Rheumatoid Arthritis and Normal JointRheumatoid arthritis (RA) is an autoimmune disorder that causes severe disability and loss of quality of life. Women are two to three time more likely to be diagnosed with rheumatoid arthritis than men.

The disease is characterized by inflammation in joints, swelling, formation of self-reacting antibody proteins, and cartilage and bone loss throughout the body. Morning stiffness and fatigue are also common symptoms of the disease.  The thymus plays a critical role in the maturation of immune cells, such as type 1, type 2 and type 17 helper T cells.

While the cause of Rheumatoid arthritis is not fully understood, type 1 and type 17 helper T cells (Th1, and Th17) have been increasingly implicated as mediating the disease. Ordinarily, a critical T-cell homeostasis is maintained between pro-inflammatory T-cells (Type 17) and anti-inflammatory T-cells (Th1).

Both of these cells reach maturation in the thymus and produce a class of chemical messengers known as interleukins to affect their regulatory functions. It is thought that environmental and genetic factors cause Th17 over-production, which shifts the T-cell population away from Th1 maturation and toward inflammation. Imbalance between T-cell homeostasis is thought to be a significant cause of Rheumatoid arthritis.

Additionally, a host of other cell-types produced within the thymus play a critical role in mediating the downstream effects of Rheumatoid arthritis; these include macrophages, neutrophils and mast cells interacting with osteoclast and osteoblast to affect bone remodeling. Once inflammation is triggered, these cells migrate into joints and draw extra fluid with them into joints. This causes synovitis, swelling in the joints.

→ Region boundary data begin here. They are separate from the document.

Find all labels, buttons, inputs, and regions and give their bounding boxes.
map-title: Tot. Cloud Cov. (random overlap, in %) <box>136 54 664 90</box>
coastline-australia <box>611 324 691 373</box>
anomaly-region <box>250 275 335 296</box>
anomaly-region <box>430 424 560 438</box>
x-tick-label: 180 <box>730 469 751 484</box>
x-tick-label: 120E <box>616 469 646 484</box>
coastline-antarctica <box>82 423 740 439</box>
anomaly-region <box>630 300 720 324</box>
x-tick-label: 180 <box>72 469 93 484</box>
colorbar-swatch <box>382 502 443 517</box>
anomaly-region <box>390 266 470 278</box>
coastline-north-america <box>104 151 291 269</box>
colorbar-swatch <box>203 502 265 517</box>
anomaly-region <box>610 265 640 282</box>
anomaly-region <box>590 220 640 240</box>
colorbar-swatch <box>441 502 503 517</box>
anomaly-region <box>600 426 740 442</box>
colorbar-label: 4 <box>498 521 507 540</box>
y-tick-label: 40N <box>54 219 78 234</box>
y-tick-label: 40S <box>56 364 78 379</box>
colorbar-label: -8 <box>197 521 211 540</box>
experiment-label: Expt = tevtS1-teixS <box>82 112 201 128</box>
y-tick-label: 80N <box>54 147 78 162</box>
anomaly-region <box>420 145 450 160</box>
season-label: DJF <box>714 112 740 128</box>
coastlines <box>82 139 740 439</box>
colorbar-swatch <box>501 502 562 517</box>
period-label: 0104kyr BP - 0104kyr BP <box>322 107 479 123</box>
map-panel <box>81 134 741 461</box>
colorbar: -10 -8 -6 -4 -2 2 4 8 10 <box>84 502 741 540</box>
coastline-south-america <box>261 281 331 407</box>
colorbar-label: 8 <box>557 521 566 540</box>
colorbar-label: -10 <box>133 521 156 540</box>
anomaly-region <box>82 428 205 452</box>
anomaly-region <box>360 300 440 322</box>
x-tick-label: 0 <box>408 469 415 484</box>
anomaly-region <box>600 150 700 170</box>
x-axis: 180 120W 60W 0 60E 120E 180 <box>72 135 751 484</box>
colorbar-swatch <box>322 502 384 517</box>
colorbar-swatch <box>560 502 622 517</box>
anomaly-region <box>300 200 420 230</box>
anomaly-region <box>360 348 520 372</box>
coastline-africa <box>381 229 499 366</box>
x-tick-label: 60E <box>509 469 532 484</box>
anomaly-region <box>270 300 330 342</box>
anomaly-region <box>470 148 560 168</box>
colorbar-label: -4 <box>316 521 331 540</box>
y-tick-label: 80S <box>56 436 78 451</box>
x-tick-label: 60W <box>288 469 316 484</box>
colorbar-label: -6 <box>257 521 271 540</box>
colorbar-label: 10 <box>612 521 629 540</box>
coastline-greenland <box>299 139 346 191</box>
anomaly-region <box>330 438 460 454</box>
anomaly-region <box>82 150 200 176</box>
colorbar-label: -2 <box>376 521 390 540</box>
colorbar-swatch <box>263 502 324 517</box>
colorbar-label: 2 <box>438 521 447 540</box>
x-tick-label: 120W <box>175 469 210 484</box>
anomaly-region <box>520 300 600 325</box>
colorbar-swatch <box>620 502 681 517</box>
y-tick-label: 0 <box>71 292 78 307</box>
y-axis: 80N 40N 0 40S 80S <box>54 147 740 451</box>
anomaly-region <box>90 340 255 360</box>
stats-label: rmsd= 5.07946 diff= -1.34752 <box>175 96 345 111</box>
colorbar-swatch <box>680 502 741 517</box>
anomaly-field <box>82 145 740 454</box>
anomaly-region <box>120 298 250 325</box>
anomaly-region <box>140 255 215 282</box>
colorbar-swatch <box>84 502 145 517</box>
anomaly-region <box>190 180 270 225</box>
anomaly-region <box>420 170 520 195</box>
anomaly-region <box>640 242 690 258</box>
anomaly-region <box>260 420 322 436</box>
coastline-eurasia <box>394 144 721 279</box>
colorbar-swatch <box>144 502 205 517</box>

Targeting each of these cells and the chemicals they secrete are strategies underway to reduce the incidence and severity of living with rheumatoid arthritis.

One of the challenges of aging is that the thymus gland shrinks and eventually does not produce the necessary thymic protein needed to mature the T-cells needed to mediate the proper immune responses. This could be a reason that RA advances with age. More recent studies link the chronic inflammatory process to diet and inflammation producing foods like gluten and sugar.